The effect of hunting on poaching is one of several unsettled, often oversimplified, scientific questions. Another is the impact of wolves on deer. There’s some evidence that wolves, by targeting the weakest in the herd, might help control outbreaks of a contagious, incurable, and fatal neurological condition called chronic wasting disease. That work, though, is still in the early days. Some hunters, meanwhile, claim conversely that wolves are bad for deer hunting, but David, the retired biologist, said that’s unlikely.
“It’s really a fallacy that somehow wolves are driving the number on the landscape,” he said. “Somehow humans can kill 10,000 deer in an area, and the deer are going to come right back, but when a wolf kills them there’s no compensation for that.”
Another complicated question is the ecological value of wolves. A 2013 study on wolf recolonization in Wisconsin found evidence of a so-called trophic cascade in which wolves, by managing the deer herds, were preventing overgrazing, in turn benefiting the entire ecosystem. Ecologists, though, still debate the extent to which wolves can restore ecosystems after decades of absence.
The loss of scientific nuance in policy debates, both Treves and David said, comes from a lack of transparency.

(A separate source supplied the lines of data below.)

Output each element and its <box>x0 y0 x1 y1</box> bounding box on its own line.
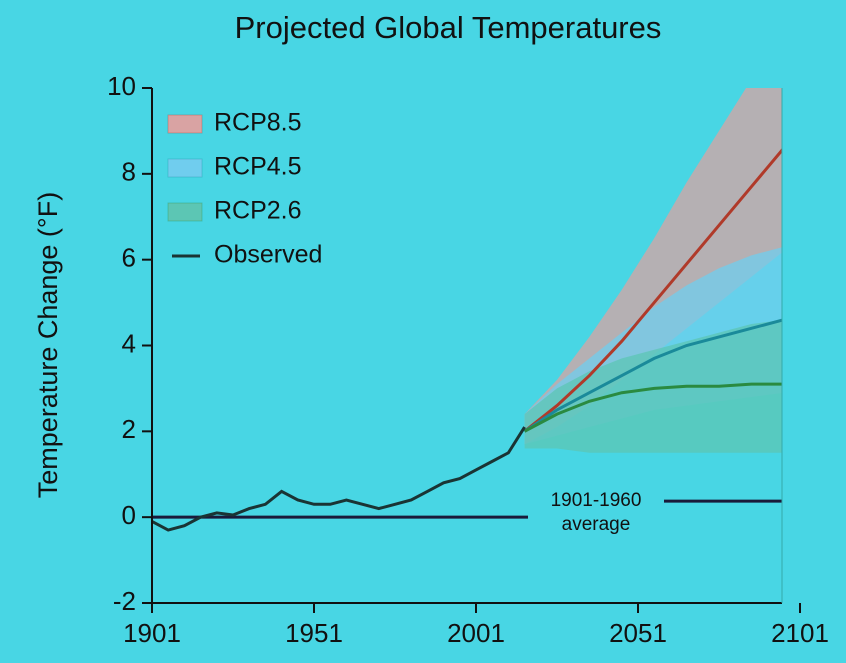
legend-swatch <box>167 202 203 222</box>
legend-swatch <box>167 114 203 134</box>
series-line <box>523 382 782 433</box>
y-tick-label: -2 <box>113 586 136 616</box>
legend-label: RCP8.5 <box>214 109 302 137</box>
y-tick-label: 2 <box>122 414 136 444</box>
legend-label: Observed <box>214 241 322 269</box>
x-tick-label: 2001 <box>447 618 505 648</box>
chart-title: Projected Global Temperatures <box>235 10 662 45</box>
x-tick-label: 1901 <box>123 618 181 648</box>
y-axis-label: Temperature Change (°F) <box>33 192 63 498</box>
series-line <box>523 147 782 433</box>
x-tick-label: 1951 <box>285 618 343 648</box>
plot-area <box>152 88 782 532</box>
x-tick-label: 2101 <box>771 618 829 648</box>
legend-label: RCP2.6 <box>214 197 302 225</box>
y-tick-label: 10 <box>107 71 136 101</box>
series-line <box>523 318 782 433</box>
y-tick-label: 6 <box>122 243 136 273</box>
annotation: average <box>562 514 631 535</box>
y-tick-label: 4 <box>122 328 136 358</box>
y-tick-label: 0 <box>122 500 136 530</box>
legend-label: RCP4.5 <box>214 153 302 181</box>
annotation: 1901-1960 <box>551 490 642 511</box>
y-tick-label: 8 <box>122 157 136 187</box>
x-tick-label: 2051 <box>609 618 667 648</box>
range-band <box>524 319 782 453</box>
series-line <box>152 426 526 532</box>
legend-swatch <box>167 158 203 178</box>
range-band <box>524 88 782 445</box>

David explained that the DNR’s wolf advisory committee used to comprise two entities, one for stakeholders and one for scientists. “It was a clear two-step process, and you could see where the decision is being made,” David said. “Now when something comes out of that committee, the sausage is already made, and you don’t know the quality of the ingredients that went into it.”

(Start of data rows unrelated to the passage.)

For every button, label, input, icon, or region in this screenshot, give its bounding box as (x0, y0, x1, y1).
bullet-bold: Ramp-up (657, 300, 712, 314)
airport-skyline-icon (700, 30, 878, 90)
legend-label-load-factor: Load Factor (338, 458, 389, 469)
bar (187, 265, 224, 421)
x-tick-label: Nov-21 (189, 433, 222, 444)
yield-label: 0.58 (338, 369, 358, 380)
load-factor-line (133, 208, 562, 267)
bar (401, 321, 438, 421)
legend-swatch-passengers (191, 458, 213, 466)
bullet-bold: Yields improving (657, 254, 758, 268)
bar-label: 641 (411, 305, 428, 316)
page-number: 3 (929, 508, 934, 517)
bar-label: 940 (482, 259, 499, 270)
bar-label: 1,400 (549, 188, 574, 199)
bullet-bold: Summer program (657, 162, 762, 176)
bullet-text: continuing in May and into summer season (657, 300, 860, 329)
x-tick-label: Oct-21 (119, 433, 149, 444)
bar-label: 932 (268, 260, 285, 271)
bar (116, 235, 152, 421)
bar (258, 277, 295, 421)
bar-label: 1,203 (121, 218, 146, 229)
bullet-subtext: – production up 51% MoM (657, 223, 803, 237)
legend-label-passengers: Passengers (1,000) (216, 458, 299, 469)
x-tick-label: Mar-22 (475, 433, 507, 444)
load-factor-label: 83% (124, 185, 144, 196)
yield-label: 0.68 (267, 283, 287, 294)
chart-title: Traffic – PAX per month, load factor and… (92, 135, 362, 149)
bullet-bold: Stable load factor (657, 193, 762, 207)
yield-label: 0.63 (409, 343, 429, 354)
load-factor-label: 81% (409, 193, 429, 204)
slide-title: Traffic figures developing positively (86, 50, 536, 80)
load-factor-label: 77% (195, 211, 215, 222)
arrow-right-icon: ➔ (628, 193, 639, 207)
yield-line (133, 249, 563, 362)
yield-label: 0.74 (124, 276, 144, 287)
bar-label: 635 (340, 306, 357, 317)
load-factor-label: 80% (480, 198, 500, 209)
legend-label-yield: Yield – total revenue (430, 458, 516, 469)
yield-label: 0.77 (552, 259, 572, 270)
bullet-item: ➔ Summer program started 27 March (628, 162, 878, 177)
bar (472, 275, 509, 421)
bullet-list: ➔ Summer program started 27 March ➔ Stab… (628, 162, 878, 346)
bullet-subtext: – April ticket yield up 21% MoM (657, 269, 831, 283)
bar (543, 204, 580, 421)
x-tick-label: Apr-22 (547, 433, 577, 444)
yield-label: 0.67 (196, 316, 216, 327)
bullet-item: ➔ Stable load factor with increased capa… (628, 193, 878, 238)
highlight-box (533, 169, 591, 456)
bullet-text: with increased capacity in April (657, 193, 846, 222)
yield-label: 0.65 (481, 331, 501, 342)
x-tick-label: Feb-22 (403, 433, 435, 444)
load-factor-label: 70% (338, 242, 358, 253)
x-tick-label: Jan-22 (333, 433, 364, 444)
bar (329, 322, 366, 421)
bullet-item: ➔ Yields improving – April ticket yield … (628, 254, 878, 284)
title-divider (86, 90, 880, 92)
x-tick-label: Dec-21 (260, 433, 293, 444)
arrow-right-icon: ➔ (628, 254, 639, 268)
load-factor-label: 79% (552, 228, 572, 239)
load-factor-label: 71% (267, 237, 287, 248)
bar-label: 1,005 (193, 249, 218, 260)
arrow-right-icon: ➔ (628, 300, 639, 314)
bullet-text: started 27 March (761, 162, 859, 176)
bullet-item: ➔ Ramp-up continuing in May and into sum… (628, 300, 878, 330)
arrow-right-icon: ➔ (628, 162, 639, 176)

That lack of transparency, said Treves, is also evident in the state’s wolf management plan, the source of the contested population objective of 350. In the August meeting, board members, public participants, and DNR staff went back and forth as to whether that objective is a floor or a ceiling on the number of wolves that should live in Wisconsin. Some stressed that it’s a minimum and advocated keeping the population stable. Others argued that it’s a cap, a goal to work down to — hence their push to hunt beyond the status quo recommendation. (After the recent relisting decision, the DNR announced that they will continue to revise the plan to try and avoid this confusion in the future.)

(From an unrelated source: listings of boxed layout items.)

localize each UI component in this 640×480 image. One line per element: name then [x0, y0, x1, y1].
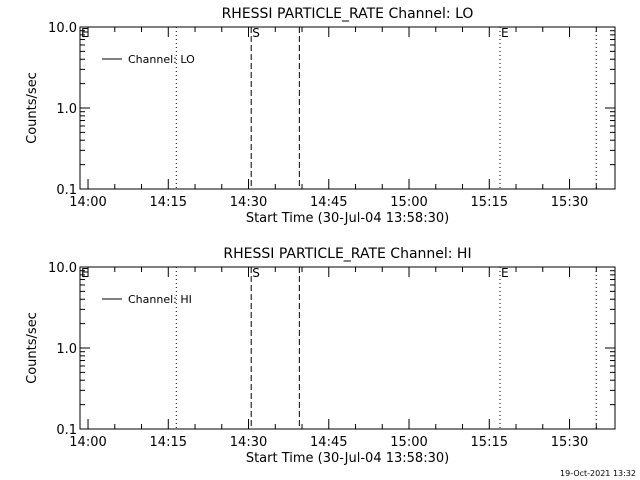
- x-tick-label: 15:15: [471, 195, 508, 210]
- legend-label: Channel: HI: [128, 293, 192, 306]
- y-tick-label: 0.1: [56, 423, 77, 438]
- y-tick-label: 0.1: [56, 183, 77, 198]
- x-tick-label: 14:00: [69, 195, 106, 210]
- marker-label: E: [501, 26, 509, 40]
- x-tick-label: 14:30: [230, 195, 267, 210]
- x-tick-label: 15:30: [551, 435, 588, 450]
- x-tick-label: 14:15: [150, 435, 187, 450]
- marker-label: S: [252, 26, 260, 40]
- marker-label: S: [252, 266, 260, 280]
- y-axis-label: Counts/sec: [25, 312, 40, 384]
- marker-label: E: [501, 266, 509, 280]
- chart-title: RHESSI PARTICLE_RATE Channel: HI: [223, 246, 471, 262]
- y-tick-label: 1.0: [56, 342, 77, 357]
- chart-title: RHESSI PARTICLE_RATE Channel: LO: [222, 6, 474, 22]
- y-tick-label: 1.0: [56, 102, 77, 117]
- chart-panel-2: RHESSI PARTICLE_RATE Channel: HI 0.1 1.0 10…: [25, 246, 616, 466]
- x-tick-label: 14:00: [69, 435, 106, 450]
- y-axis-label: Counts/sec: [25, 72, 40, 144]
- x-tick-label: 15:00: [390, 195, 427, 210]
- marker-label: E: [81, 266, 89, 280]
- x-tick-label: 14:45: [310, 435, 347, 450]
- chart-panel-1: RHESSI PARTICLE_RATE Channel: LO 0.1 1.0 10…: [25, 6, 616, 226]
- x-tick-label: 14:45: [310, 195, 347, 210]
- y-tick-label: 10.0: [48, 21, 77, 36]
- x-axis-label: Start Time (30-Jul-04 13:58:30): [246, 211, 449, 226]
- y-tick-label: 10.0: [48, 261, 77, 276]
- x-tick-label: 15:30: [551, 195, 588, 210]
- legend-label: Channel: LO: [128, 53, 195, 66]
- x-tick-label: 14:30: [230, 435, 267, 450]
- x-tick-label: 15:15: [471, 435, 508, 450]
- x-tick-label: 15:00: [390, 435, 427, 450]
- marker-label: E: [81, 26, 89, 40]
- x-axis-label: Start Time (30-Jul-04 13:58:30): [246, 451, 449, 466]
- x-tick-label: 14:15: [150, 195, 187, 210]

David, who was on the committee that helped draft the original plan in the 1990s, is adamant that the population objective was never a target number of wolves, but a threshold above which hunting could be considered. He added that the objective was also never even objective, describing the decision to go with 350 as “arbitrary.” It was, he explains, a compromise between how many wolves the landscape could support, the minimum level necessary to keep the population going, and the number of wolves that could be, in the language of the plan, “socially tolerated.”
To calculate the social tolerance for wolves, the DNR surveyed less than 1,400 people, asking how they felt about a management goal of 350. Only 16 percent said it felt “about right.” And at the August meeting, both the DNR and board gave little lip service to this human element of the equation, with most parties instead of focusing on the biological and environmental implications of the objective wolf population.
“It was a political tradeoff,” said David, about the wolf population objective. “Yet, people don’t understand that. They think it’s all science.”